La Signora se ne è andata. La signora Carrara, la signora dell’agenzia di vico Fieno a Genova, la signora Bruna. Naturalmente non avrebbe dovuto farlo, non esiste per una Signora il tempo giusto per andarsene. Comunque decida, qualunque sia l’età della sua vita, lascerà sempre tutto ammezzo, tutto incompiuto, tutto incolmabile.
Una vera signora tiene strette in eterno le redini di molte diverse faccende di molte diverse vite.
La Signora se n’è andata, ed è un disastro per chi l’ha amata e l’amerà, ed è un disastro per Genova. Un piccolo disastro in una grande città. Vorrei spiegarlo bene questo, vorrei parlare un poco di signorilità, e di nobiltà. Genova ha la sua signorilità, gode del lusso della nobiltà.
La signora Carrara non ha antenati dogi, ha una agenzia immobiliare in vico Fieno, ce l’ha da cinquant’anni. Uno scagno dove commercia in mediazione; io che mi ci sono seduto parecchie volte su una delle due sedie di legno ad uso del pubblico, posso testimoniare che quell’agenzia può essere certificata come “scagno originale alla genovese, XIX secolo”. Ecco, il punto è che dentro lo scagno la signora Carrara il suo lavoro di mediazione lo fa signorilmente, con nobiltà. Credo che un quarto della nobiltà di Genova sia venuta da gente come lei. Gente che ha trafficato in ogni genere di commercio guadagnando senza avidità, conteggiando il fatturato sulla punta del lapis e bagnando il lapis con un’etica “du trafegu”. Sì, incredibile che possa sembrare, essendo gente dotata di una coscienza. Gente che non per questo ha finito i suoi giorni sul lastrico, ma nemmeno ricca come avrebbe potuto essere privandosi della sua signorilità. Ho fatto in tempo a conoscerne diversi di signori “du trafegu”; il primo, vent’anni fa ormai, un mediatore di stoccafissi. Ma la signora Carrara lavora in un ramo ancora più delicato dello stoccafisso. Se c’è una categoria di umani per cui la giustizia divina non è ancora riuscita ad approntare un girone dell’inferno abbastanza fondo e punitivo, è quella dei mediatori immobiliari; un ramo dove la speculazione, l’inganno e il raggiro raggiungono vette di sublime altitudine.

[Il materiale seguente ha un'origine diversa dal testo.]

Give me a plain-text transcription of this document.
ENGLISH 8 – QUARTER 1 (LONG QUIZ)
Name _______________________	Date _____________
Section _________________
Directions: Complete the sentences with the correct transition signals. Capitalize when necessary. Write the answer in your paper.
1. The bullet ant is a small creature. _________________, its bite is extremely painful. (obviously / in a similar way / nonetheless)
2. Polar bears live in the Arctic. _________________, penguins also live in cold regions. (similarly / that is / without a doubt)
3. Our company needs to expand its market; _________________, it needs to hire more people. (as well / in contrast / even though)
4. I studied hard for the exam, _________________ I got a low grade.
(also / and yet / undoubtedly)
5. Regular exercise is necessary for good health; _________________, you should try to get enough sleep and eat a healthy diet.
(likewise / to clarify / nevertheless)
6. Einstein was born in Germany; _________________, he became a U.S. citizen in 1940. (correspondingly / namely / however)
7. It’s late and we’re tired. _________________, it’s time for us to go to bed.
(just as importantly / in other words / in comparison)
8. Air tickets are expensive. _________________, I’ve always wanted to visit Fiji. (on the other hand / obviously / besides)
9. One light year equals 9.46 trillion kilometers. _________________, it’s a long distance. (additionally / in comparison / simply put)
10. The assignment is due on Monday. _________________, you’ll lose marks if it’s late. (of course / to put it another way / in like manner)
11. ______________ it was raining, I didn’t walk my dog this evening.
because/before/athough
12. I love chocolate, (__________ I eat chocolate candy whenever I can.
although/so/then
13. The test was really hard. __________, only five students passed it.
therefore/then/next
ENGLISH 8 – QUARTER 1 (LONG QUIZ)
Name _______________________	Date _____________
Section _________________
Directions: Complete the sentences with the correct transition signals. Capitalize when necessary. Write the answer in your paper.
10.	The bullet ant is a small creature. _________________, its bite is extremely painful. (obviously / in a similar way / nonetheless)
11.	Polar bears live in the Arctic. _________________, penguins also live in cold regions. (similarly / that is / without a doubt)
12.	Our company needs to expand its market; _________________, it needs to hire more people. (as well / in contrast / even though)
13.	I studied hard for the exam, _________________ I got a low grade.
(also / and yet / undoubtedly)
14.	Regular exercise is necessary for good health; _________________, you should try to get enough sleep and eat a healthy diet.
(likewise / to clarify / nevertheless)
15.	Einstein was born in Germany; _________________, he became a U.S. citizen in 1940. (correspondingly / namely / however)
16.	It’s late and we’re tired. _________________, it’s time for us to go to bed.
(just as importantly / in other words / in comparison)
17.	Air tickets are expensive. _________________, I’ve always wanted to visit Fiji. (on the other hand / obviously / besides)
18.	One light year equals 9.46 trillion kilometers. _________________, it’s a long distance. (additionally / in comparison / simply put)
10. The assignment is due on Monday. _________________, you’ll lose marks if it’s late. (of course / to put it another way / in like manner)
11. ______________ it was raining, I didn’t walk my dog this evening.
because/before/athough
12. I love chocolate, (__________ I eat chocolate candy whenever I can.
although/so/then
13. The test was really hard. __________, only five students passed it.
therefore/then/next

Ci sono due fotografie nello scagno di vico Fieno. In una la Signora in gran sussiego riceve un premio non so da quale autorità, nell’altra sta parlando davanti al suo scagno con un’altra signora. Lei mi ha raccontato di quella fotografia, mi ha spiegato che l’altra signora era una nobile “battona” del centro. La Signora usa questa parola nel suo specifico senso etimologico, non ci appiccica accanto nessun giudizio. La Signora ha trovato casa a generazioni di queste signore, come l’ha trovata a generazioni di “crème” cittadina. Come l’ha trovata a me. E sono pronto a giurare che l’abbia fatto per ciascuno del suo milione di clienti senza preferenze, allo stesso suo modo: offrendo a ciascuno la meraviglia di una casa per sé, come un miracolo. E sono pronto a giurare che ognuno ha intimamente creduto che la signora lo facesse per pura passione, per devozione a un servizio di grande valore civico. Prendeva la sua parte, naturalmente, e gliela abbiamo data pensando sempre che in fin dei conti era poco. Se non fosse che sono genovese, diceva, lo farei volentieri a gratis questo lavoro. E credo che fosse sincera.
Nelle sedie di legno di vico Fieno ci ho visto seduta la meglio aristocrazia borghese del centro storico, ma ci ho visto capi famiglia cinesi, anziani marocchini, giovani commercianti senegalesi; a suo tempo ci si sono seduti un bel po’ di immigrati dell’Italsider. La prima generazione di ciascuno di loro a cercare un piccolo affitto, la seconda un modesto acquisto, la terza qualcosina di meglio. A suo modo la signora Carrara è stata un fattore rilevante di risanamento del centro storico. Ma non le piaceva il 2004, anno della cultura. Perché con tutta questa cultura, diceva, i prezzi delle case non sono più per la gente per bene.